Modern myth has us believe that all oils are bad. When in fact the body without oils can run dangerously dehydrated and crunchy. Early symptoms of a body deprived of oils can be visible on the skin, and become mechanically clunky, i.e. swollen or pain in the joint and muscular fatigue.
Quick fixes that does not require over-planning pantry overhauls: Instead of butter with your bread, think olive oil and a little light seasoning. Vinegar and citrus-based sours/acids in our diet can help regulate stubborn appetites. Olive oil can build up your immune systems and also develop your HDL while work efficiently with other oils you are eating or consuming through supplements.

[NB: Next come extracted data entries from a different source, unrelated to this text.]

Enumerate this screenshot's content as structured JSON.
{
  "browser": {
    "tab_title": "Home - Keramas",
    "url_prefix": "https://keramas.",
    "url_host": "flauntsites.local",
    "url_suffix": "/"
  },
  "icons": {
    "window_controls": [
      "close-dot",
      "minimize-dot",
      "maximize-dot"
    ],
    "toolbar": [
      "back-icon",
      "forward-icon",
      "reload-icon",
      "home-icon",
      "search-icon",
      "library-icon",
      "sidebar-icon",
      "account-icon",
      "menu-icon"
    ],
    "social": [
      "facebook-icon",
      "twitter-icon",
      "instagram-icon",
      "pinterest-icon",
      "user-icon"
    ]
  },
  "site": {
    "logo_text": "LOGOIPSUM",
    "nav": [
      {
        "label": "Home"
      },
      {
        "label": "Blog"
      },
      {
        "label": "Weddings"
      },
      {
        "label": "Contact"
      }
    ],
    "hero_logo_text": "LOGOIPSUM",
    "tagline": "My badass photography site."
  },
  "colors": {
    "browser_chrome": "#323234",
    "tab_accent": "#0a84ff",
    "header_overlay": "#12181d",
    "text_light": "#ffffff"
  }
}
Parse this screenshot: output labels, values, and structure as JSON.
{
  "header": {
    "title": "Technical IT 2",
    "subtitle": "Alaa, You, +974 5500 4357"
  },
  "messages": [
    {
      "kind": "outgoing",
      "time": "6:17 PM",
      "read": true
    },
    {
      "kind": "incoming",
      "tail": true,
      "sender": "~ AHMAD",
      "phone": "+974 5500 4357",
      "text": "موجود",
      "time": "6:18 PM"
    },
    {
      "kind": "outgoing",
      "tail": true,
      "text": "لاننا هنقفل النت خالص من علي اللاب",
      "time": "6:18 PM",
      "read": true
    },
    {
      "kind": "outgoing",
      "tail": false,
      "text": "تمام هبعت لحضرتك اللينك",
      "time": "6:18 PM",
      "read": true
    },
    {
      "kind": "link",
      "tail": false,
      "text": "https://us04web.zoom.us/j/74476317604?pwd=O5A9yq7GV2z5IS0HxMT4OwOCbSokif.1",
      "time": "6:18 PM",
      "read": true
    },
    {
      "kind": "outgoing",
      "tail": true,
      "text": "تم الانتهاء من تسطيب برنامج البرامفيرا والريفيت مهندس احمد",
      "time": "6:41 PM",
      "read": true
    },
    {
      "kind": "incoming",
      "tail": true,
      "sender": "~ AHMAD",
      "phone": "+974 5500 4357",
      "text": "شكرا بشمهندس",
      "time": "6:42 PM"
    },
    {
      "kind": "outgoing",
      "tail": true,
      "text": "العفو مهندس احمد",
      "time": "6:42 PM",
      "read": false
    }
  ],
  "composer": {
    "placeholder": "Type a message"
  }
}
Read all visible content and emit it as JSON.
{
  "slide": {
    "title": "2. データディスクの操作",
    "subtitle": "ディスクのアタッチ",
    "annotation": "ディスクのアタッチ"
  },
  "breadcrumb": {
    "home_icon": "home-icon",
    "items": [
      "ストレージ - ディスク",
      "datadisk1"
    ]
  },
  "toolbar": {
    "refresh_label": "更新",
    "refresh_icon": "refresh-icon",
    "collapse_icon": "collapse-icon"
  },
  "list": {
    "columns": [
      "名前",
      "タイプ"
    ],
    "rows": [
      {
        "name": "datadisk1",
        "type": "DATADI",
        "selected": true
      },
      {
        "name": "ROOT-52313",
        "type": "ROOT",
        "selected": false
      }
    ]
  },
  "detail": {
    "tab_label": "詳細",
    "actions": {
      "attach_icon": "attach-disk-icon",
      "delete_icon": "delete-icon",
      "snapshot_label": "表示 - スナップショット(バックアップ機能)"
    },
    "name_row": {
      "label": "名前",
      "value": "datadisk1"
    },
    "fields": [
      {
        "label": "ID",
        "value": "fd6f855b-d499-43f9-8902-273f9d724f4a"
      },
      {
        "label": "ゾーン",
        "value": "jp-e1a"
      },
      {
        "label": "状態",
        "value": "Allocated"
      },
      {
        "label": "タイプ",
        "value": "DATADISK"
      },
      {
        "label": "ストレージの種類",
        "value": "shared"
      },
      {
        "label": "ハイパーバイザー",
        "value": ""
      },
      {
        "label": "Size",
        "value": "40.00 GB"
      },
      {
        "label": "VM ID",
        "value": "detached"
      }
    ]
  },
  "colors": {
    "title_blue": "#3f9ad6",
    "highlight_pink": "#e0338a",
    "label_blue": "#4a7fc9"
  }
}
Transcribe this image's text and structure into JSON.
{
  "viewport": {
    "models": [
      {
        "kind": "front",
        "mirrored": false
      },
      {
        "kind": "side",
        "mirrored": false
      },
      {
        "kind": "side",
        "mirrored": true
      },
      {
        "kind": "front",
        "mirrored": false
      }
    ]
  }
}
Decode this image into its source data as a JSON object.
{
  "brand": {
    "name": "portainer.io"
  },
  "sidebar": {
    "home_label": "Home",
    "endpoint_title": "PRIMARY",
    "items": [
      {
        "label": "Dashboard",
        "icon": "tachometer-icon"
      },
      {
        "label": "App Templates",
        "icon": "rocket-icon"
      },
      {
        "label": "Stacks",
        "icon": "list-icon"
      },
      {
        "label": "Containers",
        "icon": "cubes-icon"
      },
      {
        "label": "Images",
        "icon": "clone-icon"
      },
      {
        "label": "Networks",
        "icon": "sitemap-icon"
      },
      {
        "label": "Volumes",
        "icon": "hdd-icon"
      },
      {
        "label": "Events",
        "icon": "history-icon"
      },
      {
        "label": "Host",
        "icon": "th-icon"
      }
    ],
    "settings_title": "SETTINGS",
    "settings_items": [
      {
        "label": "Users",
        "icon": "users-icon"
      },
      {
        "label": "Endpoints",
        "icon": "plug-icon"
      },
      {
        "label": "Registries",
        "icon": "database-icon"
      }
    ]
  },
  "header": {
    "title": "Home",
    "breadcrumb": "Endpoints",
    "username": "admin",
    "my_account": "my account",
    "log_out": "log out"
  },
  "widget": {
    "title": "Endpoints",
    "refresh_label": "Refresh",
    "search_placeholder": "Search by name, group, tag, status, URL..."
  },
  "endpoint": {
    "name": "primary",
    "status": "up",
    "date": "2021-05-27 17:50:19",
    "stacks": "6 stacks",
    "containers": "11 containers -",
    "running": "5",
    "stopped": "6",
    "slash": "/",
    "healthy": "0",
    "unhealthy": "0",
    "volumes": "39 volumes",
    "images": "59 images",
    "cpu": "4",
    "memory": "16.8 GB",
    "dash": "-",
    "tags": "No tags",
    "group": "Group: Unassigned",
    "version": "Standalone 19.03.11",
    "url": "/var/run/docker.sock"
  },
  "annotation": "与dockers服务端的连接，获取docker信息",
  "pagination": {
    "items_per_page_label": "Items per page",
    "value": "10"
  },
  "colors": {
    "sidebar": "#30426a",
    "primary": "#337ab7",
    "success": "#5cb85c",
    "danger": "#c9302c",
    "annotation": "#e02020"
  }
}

Omega oils are extremely useful to our bodies for its musculo-skeletal and cognitive rejuvenation and powers -- and are extremely friendly to oils already in our system. To put simply, they bind. So, the next time you turn on the stove think about what type of oils you do want to ingest instead of working exclusively towards avoidance.
Healthy palettes: sneak small spoonfuls of oil into your regular foods if cooking with grease deters you. Examples:
- Fry up a block of [cubed] tofu in safflower oils for crispy tofu that works well on: warm or cold salads, stir-fry components, or sandwich fillings. (Treated food tends to marinate and stays good for over a week after it's cooked.)
- Lightly toss and season extra firm tofu or tempeh in olive oils or safflower before faux-searing in a hot oven (323~375 F).
- Create you own bread dipping:
- Olive oil marinaded with Trader Joe's lime and chili seasoning (appetite manager) [with Parmesan shavings (appetite filler)].
- Homemade hummus (made from chick peas, carrots, or avocado) are great with more olive oil and cayenne (appetite manager).
- Vegetable stir-fry can start in a hot clean pan and cooked with a stir-steam method.
- Instead of oil, the vegetables are added to the hot wok or skillet. Cook till lightly colored before adding water or broth for stir-steaming. Finish your stir-fry by intentionally adding 1-2 tablespoons of your favorite heart-healthy edible oil as finisher, i.e. sesame oil (facial/hair benefits), peanut oil (a complementary to any blander stir-fry ingredients), homemade seasoned oil (garlic, chili, etc.), to develop your own umami.